Bukan hanya identitasnya tersebar, GN (15) juga diincar media, bahkan mengalami perundungan di media sosial. Padahal, Pasal 5 Kode Etik Jurnalistik (KEJ) mengatur bahwa wartawan Indonesia tidak menyebutkan dan menyiarkan identitas anak yang menjadi pelaku tindak pidana. Sementara menurut UU Pers Nomor 40 Tahun 1999, wartawan harus menaati KEJ.
Kerahasiaan identitas anak yang berkonflik dengan hukum idealnya memang terjaga untuk meminimalkan potensi stigmatisasi. Stigmatisasi sedapat mungkin harus ditekan oleh karena kita tentu ingin mereka dapat kembali ke masyarakat.
Jangan sampai akibat stigmatisasi, mereka justru ditolak oleh masyarakat dan malah menjadi penjahat yang lebih besar. Jangan lupa pula, ada banyak residivis di negeri ini yang menandakan lembaga pemasyarakatan kita belum sempurna.
Idealnya, fasilitas di lembaga pembinaan khusus anak (LPKA), lapas, dan lapas perempuan juga ramah terhadap anak. Setidaknya anak yang berkonflik dengan hukum tetap mendapatkan hak pendidikan sesuai amanat Undang-Undang Dasar 1945. Persoalannya, terkadang proses hukum begitu panjang dan melelahkan sehingga proses belajar-mengajar menjadi terbengkalai.
Ke depan, sebaiknya perlu dipikirkan proses hukum yang lebih sederhana.

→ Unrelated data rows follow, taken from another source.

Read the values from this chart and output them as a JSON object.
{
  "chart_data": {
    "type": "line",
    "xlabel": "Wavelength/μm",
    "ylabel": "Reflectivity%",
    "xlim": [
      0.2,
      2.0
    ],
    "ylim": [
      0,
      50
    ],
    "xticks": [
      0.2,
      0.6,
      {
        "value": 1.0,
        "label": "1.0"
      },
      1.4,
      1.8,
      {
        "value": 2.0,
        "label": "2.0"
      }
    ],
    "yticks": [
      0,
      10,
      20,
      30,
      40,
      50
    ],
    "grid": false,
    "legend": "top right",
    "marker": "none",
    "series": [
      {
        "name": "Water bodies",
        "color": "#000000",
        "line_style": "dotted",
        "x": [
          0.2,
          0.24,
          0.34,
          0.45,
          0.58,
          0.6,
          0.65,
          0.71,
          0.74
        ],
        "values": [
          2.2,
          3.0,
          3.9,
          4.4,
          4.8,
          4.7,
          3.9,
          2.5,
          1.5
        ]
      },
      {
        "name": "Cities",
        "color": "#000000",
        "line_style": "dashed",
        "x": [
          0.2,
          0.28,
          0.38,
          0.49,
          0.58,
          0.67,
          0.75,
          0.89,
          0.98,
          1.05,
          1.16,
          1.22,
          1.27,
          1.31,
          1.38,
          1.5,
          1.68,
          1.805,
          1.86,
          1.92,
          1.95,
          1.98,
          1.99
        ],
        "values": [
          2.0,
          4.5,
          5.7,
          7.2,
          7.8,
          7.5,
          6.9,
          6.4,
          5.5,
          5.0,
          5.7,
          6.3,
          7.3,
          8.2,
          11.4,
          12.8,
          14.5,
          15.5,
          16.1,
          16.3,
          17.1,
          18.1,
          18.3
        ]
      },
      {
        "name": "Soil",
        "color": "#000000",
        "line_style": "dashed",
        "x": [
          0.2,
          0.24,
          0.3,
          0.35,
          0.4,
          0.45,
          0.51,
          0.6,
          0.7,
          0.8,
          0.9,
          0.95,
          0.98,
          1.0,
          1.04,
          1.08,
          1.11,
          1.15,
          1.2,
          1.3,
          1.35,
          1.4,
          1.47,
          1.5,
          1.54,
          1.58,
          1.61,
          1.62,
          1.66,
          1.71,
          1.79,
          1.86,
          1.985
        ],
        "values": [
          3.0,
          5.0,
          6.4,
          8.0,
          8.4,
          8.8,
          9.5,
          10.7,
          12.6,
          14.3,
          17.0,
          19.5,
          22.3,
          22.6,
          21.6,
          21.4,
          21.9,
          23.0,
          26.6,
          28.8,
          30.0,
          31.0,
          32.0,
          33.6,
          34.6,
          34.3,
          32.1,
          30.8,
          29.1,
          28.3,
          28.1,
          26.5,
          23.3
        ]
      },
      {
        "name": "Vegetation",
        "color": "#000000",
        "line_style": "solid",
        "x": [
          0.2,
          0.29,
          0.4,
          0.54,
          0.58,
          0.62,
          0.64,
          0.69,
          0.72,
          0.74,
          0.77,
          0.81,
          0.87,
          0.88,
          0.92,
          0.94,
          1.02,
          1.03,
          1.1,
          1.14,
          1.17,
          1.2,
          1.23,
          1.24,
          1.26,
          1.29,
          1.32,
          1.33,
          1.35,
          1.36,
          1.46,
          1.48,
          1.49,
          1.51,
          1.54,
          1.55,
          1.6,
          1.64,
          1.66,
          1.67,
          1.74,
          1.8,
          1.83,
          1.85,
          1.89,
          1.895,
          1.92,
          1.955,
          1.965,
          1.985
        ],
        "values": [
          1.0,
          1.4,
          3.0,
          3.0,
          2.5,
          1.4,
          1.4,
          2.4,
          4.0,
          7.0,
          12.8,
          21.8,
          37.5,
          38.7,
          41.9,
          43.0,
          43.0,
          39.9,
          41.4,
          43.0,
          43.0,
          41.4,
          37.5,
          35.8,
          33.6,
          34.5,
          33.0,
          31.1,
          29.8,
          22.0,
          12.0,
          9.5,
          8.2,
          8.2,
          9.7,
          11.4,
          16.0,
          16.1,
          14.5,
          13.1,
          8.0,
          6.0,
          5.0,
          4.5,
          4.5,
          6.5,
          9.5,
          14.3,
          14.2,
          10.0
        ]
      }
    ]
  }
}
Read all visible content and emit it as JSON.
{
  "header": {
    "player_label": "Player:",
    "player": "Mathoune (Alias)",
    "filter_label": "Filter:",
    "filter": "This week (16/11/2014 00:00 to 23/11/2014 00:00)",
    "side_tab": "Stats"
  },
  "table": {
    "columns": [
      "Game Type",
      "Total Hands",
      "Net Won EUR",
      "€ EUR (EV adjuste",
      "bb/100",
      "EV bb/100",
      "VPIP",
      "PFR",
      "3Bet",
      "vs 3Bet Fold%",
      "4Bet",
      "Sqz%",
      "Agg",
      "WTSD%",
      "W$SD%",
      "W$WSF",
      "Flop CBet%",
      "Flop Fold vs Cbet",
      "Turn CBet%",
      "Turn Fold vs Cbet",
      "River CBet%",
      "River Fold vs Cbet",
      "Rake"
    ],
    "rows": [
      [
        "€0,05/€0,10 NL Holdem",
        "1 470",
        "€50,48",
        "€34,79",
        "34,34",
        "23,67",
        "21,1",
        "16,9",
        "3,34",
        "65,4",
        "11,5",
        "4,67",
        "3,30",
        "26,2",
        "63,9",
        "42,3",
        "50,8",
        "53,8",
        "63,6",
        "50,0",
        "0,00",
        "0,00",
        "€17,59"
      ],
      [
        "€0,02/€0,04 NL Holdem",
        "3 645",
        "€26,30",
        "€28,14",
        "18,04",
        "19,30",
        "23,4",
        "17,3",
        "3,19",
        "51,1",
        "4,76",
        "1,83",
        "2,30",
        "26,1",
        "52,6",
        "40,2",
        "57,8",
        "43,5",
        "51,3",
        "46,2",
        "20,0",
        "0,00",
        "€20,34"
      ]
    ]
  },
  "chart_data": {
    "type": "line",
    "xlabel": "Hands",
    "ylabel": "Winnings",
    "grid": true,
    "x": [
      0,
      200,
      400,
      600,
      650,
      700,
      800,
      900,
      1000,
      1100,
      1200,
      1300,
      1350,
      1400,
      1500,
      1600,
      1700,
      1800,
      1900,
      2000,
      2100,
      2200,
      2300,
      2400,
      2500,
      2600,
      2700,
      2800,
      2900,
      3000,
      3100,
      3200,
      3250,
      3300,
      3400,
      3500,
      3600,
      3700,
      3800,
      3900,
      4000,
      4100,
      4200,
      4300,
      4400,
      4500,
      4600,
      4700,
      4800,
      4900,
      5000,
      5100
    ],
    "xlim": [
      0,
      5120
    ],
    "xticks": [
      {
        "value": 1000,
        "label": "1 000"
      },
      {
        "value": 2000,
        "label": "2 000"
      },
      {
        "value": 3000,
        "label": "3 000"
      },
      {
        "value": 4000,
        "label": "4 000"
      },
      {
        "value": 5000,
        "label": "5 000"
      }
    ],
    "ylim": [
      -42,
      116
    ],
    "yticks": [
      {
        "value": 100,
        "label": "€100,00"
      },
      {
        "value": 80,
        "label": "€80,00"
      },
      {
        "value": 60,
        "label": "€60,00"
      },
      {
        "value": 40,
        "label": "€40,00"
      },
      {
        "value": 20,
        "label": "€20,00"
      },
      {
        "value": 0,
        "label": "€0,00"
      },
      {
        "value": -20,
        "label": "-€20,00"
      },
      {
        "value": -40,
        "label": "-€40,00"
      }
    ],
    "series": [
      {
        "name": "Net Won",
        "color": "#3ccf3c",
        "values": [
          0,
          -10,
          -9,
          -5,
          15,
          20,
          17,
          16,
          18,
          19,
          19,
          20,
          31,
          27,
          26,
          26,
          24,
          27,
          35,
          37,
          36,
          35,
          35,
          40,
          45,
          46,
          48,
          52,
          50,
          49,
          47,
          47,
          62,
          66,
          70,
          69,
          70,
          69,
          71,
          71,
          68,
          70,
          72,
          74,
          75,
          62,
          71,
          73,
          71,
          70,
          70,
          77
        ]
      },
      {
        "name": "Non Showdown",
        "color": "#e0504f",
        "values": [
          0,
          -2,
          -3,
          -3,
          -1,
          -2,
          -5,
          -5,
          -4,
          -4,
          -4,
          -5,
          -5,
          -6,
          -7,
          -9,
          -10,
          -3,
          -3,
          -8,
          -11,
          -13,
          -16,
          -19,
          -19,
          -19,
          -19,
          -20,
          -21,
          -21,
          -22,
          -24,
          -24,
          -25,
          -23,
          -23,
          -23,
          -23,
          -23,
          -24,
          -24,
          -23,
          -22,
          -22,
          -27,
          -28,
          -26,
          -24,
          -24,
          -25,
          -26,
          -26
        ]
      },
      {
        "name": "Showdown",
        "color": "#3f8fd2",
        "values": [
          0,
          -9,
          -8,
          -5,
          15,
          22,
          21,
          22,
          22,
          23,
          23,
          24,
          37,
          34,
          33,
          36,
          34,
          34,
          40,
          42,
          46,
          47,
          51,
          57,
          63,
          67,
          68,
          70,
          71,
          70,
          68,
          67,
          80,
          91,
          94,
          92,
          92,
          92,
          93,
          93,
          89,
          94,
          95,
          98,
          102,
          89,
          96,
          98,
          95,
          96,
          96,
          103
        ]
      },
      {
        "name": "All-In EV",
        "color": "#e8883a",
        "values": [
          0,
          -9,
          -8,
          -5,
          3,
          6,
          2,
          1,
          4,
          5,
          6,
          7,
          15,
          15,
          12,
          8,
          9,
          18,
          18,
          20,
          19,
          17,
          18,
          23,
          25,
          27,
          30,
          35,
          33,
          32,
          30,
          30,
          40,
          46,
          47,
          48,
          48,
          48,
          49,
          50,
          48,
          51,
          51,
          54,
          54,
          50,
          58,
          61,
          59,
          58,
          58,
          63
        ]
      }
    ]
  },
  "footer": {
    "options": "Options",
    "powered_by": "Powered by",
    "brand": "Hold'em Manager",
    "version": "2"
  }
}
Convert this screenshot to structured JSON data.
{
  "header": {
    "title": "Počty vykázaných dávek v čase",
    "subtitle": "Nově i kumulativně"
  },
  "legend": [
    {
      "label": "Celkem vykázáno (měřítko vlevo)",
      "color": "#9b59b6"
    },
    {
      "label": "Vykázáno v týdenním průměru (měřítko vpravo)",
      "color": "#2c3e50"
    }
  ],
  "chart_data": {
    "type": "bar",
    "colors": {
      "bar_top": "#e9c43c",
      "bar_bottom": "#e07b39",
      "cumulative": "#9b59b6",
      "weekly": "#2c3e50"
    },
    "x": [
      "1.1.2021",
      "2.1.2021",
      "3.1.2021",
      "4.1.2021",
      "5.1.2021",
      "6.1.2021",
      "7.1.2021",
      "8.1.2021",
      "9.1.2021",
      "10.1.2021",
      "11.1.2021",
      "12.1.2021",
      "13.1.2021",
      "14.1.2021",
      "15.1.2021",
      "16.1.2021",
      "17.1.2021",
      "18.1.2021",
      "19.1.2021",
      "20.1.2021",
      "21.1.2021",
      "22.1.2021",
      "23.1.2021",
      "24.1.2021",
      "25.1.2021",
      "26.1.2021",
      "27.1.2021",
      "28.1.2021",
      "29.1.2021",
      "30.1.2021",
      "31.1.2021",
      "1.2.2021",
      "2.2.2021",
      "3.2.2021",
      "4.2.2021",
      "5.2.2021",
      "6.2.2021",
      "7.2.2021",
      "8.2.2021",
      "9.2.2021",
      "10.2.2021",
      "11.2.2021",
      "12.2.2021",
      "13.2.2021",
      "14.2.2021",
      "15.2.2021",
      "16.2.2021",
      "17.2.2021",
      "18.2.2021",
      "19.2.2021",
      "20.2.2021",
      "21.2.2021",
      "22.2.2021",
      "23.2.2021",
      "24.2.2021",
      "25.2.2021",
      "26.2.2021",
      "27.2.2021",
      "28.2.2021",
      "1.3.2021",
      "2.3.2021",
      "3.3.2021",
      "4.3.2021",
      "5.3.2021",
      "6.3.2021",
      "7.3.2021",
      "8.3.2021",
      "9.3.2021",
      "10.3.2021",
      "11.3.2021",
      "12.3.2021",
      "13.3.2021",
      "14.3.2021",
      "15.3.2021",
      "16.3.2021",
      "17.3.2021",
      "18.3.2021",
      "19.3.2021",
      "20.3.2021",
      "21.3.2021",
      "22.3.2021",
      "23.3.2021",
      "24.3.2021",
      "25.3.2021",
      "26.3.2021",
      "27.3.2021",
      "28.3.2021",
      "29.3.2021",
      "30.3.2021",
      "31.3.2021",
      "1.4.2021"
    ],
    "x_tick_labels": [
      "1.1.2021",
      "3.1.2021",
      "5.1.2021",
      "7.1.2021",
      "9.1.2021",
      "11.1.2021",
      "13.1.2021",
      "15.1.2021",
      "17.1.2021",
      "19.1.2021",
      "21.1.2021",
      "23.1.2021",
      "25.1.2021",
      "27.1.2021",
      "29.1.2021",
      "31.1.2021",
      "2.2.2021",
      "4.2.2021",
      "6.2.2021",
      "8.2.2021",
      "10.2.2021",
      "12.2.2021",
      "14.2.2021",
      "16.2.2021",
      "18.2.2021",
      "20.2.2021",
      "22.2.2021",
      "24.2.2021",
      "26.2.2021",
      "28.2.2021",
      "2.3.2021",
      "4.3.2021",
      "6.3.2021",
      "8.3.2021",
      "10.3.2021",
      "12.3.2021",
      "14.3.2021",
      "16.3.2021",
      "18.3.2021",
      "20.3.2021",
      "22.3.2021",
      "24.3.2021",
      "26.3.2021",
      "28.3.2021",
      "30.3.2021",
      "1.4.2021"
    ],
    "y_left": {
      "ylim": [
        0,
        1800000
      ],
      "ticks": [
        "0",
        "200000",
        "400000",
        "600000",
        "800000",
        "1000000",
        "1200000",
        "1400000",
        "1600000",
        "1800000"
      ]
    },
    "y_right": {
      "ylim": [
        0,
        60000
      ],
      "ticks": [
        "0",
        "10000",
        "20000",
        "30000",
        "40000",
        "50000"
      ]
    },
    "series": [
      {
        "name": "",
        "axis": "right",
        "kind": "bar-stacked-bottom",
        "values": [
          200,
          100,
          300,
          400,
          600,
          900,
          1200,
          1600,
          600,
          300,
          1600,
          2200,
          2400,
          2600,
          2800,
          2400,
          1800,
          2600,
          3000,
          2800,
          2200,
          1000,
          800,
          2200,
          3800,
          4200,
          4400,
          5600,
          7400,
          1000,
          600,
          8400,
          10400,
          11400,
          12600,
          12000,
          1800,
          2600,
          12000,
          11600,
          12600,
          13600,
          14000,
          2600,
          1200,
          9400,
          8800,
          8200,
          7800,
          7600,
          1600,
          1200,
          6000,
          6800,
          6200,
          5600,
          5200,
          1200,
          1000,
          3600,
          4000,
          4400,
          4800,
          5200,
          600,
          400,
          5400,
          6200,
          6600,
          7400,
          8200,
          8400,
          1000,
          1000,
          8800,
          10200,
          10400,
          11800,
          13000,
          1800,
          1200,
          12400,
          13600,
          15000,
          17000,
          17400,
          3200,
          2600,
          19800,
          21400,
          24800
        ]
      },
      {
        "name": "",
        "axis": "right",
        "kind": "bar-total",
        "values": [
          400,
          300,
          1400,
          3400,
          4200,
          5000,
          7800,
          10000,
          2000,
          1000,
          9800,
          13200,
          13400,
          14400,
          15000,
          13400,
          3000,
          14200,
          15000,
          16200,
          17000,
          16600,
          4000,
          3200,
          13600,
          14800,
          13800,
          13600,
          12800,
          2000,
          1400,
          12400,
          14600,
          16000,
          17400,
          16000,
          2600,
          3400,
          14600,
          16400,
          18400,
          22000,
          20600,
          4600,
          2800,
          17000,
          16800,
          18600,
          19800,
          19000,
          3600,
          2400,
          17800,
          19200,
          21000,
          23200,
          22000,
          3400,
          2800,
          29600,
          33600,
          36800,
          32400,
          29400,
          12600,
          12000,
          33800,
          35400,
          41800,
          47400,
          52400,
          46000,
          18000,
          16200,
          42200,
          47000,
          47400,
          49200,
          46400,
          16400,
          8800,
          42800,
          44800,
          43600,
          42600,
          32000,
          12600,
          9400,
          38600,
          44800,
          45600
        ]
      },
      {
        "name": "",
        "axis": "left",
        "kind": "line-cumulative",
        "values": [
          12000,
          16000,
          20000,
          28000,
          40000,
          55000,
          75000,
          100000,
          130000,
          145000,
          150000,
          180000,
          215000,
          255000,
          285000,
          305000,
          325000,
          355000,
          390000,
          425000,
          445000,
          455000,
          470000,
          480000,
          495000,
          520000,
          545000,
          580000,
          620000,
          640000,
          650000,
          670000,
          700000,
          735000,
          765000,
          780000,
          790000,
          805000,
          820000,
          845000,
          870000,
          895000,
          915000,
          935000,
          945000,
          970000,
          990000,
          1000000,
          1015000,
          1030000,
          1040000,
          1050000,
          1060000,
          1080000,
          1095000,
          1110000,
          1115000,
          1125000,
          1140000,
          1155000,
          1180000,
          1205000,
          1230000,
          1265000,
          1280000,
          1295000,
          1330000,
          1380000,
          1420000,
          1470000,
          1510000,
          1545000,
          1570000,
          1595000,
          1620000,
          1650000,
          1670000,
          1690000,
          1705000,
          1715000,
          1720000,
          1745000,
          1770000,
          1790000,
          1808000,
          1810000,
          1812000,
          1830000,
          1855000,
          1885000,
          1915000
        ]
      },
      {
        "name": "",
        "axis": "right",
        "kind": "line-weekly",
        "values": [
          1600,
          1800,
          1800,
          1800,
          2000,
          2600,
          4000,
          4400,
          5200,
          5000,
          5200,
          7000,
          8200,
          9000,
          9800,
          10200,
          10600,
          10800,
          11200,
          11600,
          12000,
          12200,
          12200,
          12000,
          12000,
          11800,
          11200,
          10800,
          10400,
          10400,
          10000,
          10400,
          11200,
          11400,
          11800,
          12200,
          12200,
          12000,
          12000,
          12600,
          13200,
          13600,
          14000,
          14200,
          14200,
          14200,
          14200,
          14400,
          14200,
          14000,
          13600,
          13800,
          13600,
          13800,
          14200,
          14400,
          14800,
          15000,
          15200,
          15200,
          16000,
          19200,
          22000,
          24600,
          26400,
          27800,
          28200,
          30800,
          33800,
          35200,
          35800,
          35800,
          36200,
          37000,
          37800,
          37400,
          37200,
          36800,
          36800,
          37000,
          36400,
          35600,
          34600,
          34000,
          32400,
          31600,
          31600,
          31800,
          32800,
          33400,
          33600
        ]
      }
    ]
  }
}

Tentu diiringi jaminan terhadap kerahasiaan identitas dari anak berkonflik dengan hukum. Walau lebih baik lagi jika alternatif pemidanaan—yang tidak berupa pemenjaraan, yang diterapkan bagi anak-anak itu.
Dukungan dari orangtua dan lingkungan juga begitu penting. Mereka ini adalah anak-anak kita juga. Walau sayangnya, dari reportase Kompas, didapati masih ada banyak ”anak-anak hilang” yang kehilangan dukungan dari orangtua. Apabila hal itu terus terjadi, bagaimana mereka bisa menjadi anak yang kembali ke jalan yang benar?
Dari liputan Kompas tahun 1971 silam, terkait anak-anak terpidana, terungkap bahwa sebagian besar kejahatan mereka dipicu oleh putus sekolah, tidak fokus dalam sekolah, ketidakharmonisan dalam rumah tangga (hubungan orangtua) hingga kemiskinan. Kiranya, akar masalahnya tidak berubah. Apabila hal-hal itu dapat dibenahi, kiranya jumlah anak yang berkonflik dengan hukum dapat berkurang.